Lydgate's devotion to his ideals has also ill prepared him for financial necessity and the two fall into debt as much from his lack of concern over their spending as her compulsion to spend. So he finds himself in a position where he continually has to reassess his principles, distracting him from his idealistic endeavours.
Whereas, again and again, in his time of freedom, he had denounced the perversion of pathological doubt into moral doubt and had said—"the purest experiment in treatment may still be conscientious: my business is to take care of life, and to do the best I can think of for it. Science is properly more scrupulous than dogma. Dogma gives a charter to mistake, but the very breath of science is a contest with mistake, and must keep the conscience alive." Alas! the scientific conscience had got into the debasing company of money obligation and selfish respects.

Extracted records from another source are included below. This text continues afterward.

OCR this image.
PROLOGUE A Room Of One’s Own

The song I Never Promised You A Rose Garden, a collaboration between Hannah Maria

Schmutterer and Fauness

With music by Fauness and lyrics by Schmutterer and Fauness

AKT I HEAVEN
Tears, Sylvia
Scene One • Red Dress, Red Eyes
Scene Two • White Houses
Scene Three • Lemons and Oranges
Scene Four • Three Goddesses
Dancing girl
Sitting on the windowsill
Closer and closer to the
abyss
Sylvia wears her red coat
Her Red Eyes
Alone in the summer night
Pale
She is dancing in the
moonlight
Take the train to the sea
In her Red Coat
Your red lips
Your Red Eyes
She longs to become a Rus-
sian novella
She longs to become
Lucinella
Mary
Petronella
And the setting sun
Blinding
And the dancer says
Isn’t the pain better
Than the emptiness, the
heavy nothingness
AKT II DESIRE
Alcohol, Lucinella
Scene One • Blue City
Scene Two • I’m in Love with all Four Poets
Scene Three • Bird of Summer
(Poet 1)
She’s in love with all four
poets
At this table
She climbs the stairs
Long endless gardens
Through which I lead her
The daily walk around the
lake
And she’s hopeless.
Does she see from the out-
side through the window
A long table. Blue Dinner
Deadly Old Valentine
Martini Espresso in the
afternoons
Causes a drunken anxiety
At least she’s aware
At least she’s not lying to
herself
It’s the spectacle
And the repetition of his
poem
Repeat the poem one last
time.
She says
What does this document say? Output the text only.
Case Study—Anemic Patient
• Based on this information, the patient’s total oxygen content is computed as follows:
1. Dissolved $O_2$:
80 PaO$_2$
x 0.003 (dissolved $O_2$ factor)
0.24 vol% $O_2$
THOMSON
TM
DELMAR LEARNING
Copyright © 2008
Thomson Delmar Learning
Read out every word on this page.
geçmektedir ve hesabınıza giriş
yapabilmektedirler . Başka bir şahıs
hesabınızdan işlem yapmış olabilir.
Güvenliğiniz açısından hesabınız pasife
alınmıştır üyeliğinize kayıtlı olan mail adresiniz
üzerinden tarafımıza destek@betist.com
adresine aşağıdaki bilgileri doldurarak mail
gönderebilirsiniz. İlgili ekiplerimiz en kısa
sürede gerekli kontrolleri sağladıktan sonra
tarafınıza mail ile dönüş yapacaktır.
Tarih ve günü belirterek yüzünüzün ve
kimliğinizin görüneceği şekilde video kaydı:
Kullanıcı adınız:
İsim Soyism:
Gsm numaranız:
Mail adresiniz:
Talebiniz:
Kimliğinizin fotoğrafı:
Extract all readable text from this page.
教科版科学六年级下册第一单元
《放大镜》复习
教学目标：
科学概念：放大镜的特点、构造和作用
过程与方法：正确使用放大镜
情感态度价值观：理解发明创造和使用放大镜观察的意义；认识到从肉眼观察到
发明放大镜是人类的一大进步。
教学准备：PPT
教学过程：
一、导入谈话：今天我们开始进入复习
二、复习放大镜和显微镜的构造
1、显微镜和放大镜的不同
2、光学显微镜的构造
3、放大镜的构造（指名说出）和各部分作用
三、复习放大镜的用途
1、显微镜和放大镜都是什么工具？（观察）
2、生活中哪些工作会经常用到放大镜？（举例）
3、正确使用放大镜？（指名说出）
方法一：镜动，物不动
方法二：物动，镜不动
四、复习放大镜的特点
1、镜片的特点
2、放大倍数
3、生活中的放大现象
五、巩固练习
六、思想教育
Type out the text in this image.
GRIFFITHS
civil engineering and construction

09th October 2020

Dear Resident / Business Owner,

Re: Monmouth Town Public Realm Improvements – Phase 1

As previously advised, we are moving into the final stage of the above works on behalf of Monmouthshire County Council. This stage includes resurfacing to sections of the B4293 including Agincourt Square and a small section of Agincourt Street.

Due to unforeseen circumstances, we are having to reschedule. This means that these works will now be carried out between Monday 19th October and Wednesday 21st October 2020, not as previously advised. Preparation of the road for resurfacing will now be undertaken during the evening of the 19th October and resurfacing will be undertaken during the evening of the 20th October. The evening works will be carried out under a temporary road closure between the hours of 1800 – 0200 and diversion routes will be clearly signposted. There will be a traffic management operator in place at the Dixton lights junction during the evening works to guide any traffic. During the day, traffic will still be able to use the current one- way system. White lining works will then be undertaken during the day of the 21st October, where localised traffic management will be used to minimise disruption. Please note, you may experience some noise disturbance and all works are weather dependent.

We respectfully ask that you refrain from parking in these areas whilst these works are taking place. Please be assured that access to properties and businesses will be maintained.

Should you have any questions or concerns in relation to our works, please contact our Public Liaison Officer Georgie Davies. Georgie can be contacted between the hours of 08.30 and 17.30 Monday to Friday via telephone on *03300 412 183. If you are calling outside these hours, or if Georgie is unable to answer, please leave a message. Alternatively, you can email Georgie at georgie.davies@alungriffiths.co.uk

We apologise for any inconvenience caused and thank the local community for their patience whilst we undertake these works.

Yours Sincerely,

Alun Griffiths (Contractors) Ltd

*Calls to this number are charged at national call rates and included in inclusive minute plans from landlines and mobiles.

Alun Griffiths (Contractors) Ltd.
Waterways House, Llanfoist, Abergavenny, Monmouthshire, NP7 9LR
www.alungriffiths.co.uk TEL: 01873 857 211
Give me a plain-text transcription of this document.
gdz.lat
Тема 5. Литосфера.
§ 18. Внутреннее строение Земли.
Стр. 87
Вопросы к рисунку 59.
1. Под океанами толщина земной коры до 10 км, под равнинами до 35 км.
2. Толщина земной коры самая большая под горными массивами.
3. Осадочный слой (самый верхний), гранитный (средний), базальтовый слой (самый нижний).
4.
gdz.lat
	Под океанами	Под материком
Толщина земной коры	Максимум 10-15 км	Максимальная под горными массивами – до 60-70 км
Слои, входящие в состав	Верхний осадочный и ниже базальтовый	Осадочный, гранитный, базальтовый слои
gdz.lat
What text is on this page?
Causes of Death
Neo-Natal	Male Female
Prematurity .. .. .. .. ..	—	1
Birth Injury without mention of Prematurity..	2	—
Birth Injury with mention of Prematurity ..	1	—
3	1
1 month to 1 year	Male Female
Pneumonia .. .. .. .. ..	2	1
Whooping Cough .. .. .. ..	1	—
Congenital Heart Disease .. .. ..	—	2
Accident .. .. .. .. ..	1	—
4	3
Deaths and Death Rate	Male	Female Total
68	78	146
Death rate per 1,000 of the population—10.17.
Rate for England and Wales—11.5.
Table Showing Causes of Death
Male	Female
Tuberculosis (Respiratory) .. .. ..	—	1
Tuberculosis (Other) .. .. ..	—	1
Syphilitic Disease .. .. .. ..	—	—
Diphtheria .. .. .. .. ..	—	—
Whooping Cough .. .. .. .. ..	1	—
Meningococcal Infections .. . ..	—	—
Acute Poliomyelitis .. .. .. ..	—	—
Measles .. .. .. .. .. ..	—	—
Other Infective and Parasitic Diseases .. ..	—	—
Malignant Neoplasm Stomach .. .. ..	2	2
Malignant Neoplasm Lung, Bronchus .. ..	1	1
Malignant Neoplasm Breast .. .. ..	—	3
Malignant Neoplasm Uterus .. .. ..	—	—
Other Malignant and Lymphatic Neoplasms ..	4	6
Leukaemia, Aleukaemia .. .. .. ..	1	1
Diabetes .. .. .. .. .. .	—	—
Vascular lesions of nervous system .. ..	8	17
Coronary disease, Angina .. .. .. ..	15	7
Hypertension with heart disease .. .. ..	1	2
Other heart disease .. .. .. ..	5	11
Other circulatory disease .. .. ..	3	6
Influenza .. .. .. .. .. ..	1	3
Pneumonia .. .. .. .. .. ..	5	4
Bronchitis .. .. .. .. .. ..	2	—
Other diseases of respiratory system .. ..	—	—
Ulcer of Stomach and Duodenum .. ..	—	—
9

The last portion of the novel deals with a scandal involving Lydgate and the town's wealthy banker, Bulstrode, and Bulstrode's attempts to conceal aspects of his past from the public. The novel's keen psychological nature is wonderful throughout but becomes especially haunting in the tangle of moral preoccupation on display as fiercely moral people find themselves forced to examine an increasingly ambiguous border between self-interest, self-sacrifice, vanity, and moral purity. As gossip threatens to destroy Lydgate, Eliot continually brings attention to how unproven crimes can bring incredible damage to the alleged criminal precisely because the crime can't be proved, thereby compelling people to continually examine the allegations. "They are just the suspicions that cling the most obstinately, because they lie in people's inclination and can never be disproved," Lydgate says at one point. Earlier, Eliot describes how the scandal first spread:
But this vague conviction of indeterminable guilt, which was enough to keep up much head-shaking and biting innuendo even among substantial professional seniors, had for the general mind all the superior power of mystery over fact. Everybody liked better to conjecture how the thing was, than simply to know it; for conjecture soon became more confident than knowledge, and had a more liberal allowance for the incompatible. Even the more definite scandal . . . was, for some minds, melted into the mass of mystery, as so much lively metal to be poured out in dialogue, and to take such fantastic shapes as heaven pleased.
Eliot's attention to psychological detail is evident throughout the book. More than this, the book is a delight to read, the characters just as often entertaining and fascinating as they are intellectually compelling.
Twitter Sonnet #1205
Between the framing storms was silent coal.
A still restrains the clouds in frozen grey.
The blackened rock's in truth an empty bowl.
A swirling thought was slowing down to-day.
A soulless pop repeats in darkened stores.
Expensive lamps were cold between the walls.
A furtive wight has picked the frozen doors.
Alarms in echoed cry alert the halls.
In threaded beams the treasure path constricts.
The keys to cases lost are cold in dust.
A foot that's hot to slip egress restricts.
A spinning light reveals the heist is bust.
The ghostly cuffs provoke a stifled plea.
The parting shades reveal there's naught to see.